Non si possono indagare le notizie false se non si guarda all’ecosistema nel quale si diffonde. La coltura delle fake news (e la cultura delle fake news) non può prescindere dalle piattaforme che non sono solo il supporto che fa da sfondo, ma spesso un incubatore vero e proprio.
La conclusione, una delle conclusioni, arriva dalla tavola rotonda che ha raccolto un guru del debunking come Craig Silverman, media editor di Buzzfeed News, insieme a Aine Kerr, manager delle partnership globali di Facebook.
Insomma, uno sguardo critico sulla diffusione delle notizie false in rete e uno degli attori principale: il social media più diffuso del pianeta.

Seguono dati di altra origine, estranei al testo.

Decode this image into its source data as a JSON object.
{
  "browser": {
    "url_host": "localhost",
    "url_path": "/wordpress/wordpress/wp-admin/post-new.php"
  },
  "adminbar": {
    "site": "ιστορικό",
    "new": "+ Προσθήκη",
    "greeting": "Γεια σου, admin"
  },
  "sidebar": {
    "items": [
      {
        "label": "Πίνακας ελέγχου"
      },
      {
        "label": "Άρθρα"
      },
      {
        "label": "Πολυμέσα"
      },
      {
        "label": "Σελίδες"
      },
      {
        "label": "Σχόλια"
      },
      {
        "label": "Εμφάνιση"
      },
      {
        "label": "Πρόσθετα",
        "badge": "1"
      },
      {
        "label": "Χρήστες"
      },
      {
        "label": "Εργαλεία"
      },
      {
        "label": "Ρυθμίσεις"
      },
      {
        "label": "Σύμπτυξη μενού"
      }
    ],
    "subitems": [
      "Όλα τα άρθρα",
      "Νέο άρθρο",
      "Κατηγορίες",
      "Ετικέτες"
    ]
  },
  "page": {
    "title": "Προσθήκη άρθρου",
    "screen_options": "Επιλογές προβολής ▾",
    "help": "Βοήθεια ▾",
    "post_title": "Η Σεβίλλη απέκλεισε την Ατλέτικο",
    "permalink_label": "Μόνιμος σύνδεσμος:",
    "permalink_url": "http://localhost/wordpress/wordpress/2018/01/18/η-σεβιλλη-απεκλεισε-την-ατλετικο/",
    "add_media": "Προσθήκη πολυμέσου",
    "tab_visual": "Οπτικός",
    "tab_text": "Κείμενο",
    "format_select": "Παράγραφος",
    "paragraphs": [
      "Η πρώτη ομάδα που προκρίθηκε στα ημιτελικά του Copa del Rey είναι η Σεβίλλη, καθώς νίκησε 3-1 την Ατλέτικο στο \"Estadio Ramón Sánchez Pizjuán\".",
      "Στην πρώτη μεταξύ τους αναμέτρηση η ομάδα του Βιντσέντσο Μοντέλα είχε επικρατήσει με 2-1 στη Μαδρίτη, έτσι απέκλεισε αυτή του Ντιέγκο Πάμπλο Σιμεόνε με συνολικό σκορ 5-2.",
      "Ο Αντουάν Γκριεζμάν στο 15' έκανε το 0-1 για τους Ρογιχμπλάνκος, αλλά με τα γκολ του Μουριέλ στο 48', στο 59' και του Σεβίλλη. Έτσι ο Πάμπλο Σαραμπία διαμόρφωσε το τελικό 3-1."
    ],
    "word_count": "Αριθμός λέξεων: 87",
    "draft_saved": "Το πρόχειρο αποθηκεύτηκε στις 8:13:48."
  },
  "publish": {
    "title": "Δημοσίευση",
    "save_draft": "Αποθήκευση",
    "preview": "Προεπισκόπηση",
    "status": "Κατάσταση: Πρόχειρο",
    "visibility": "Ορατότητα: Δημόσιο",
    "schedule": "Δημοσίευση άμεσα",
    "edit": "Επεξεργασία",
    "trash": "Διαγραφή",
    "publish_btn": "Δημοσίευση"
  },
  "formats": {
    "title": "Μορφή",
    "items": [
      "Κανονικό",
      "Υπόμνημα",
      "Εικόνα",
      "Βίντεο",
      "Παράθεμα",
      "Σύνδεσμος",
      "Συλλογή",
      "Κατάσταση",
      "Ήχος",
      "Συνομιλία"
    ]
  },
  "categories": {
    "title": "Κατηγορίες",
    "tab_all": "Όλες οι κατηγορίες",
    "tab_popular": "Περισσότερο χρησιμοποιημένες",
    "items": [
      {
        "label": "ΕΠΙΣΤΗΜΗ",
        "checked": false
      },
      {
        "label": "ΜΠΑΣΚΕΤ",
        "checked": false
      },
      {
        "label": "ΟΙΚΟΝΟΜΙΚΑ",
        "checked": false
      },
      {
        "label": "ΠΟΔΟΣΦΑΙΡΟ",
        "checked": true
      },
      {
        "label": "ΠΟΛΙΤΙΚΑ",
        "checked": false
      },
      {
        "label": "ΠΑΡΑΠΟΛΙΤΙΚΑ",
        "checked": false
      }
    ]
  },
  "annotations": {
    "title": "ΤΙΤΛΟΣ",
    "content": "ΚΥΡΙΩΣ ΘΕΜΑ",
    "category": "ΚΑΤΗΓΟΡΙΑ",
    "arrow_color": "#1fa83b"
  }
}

“Spesso provengono da gruppi Facebook che nascono con account falsi per poi ampliarsi in un ecosistema bipartisan” ha affermato Silvermann al panel che si è svolto nella mattinata di giovedì 6 aprile.Un primo appuntamento, quello all’hotel Brufani che ha inaugurato una serie di appuntamenti dedicati alle fake news. All’interno del programma, infatti, la direzione dell’Ijf ha voluto inserire anche una discussione specifica sul ruolo delle piattaforme per poi passare alle conseguenze legali.
La questione delle fake news, non riguarda infatti soltanto la qualità dell’informazione e l’opinione pubblica. Al centro del dibattito, infatti, ci sono le conseguenze giuridiche. Lo spiegano Giovanni Battista Gallus, avvocato esperto di diritti dell’informatica, Francesco Paolo Micozzi, avvocato penalista specializzato in diritto delle nuove tecnologie. L’occasione per fare il punto è il panel intitolato “Quanto costano le bufale”, in cui i relatori analizzano il disegno di legge Gambaro, quello anti fake news arrivato in Senato lo scorso 6 febbraio. I due avvocati guardano con diffidenza alla proposta, perché «le norme che puniscono la manipolazione dell’informazione ci sono già». Il problema, dunque, non è il presunto vuoto normativo, quanto piuttosto l’incapacità di applicare le norme al mondo digitale. La legge 595 del codice penale, ad esempio, regola il reato di diffamazione, l’articolo 661, invece, già punisce l’abuso di credulità popolare. Insomma, la legge c’è, secondo Gallus e Micozzi. E se anche a livello europeo le disposizioni ci sono, quello che i relatori si augurano è che ad aumentare sia l’educazione delle persone, soprattutto delle fasce più giovani, ai media, cioè la capacità di mettere in discussione quanto letto o sentito. Un approccio da imparare fin da piccoli, come succede in Svezia dove i protagonisti di un fumetto per ragazzi cercano di insegnare la sana diffidenza chiacchierando sull’attendibilità delle fonti.
Tutto sotto lo sguardo di Jeff Jarvis che poche settimane fa, in un articolo prodotto a valle di un incontro che il docente della Cuny ha avuto al Guardian ha chiesto un coinvolgimento tra giornalisti, editori, piattaforme e pubblico per combattere le fake news.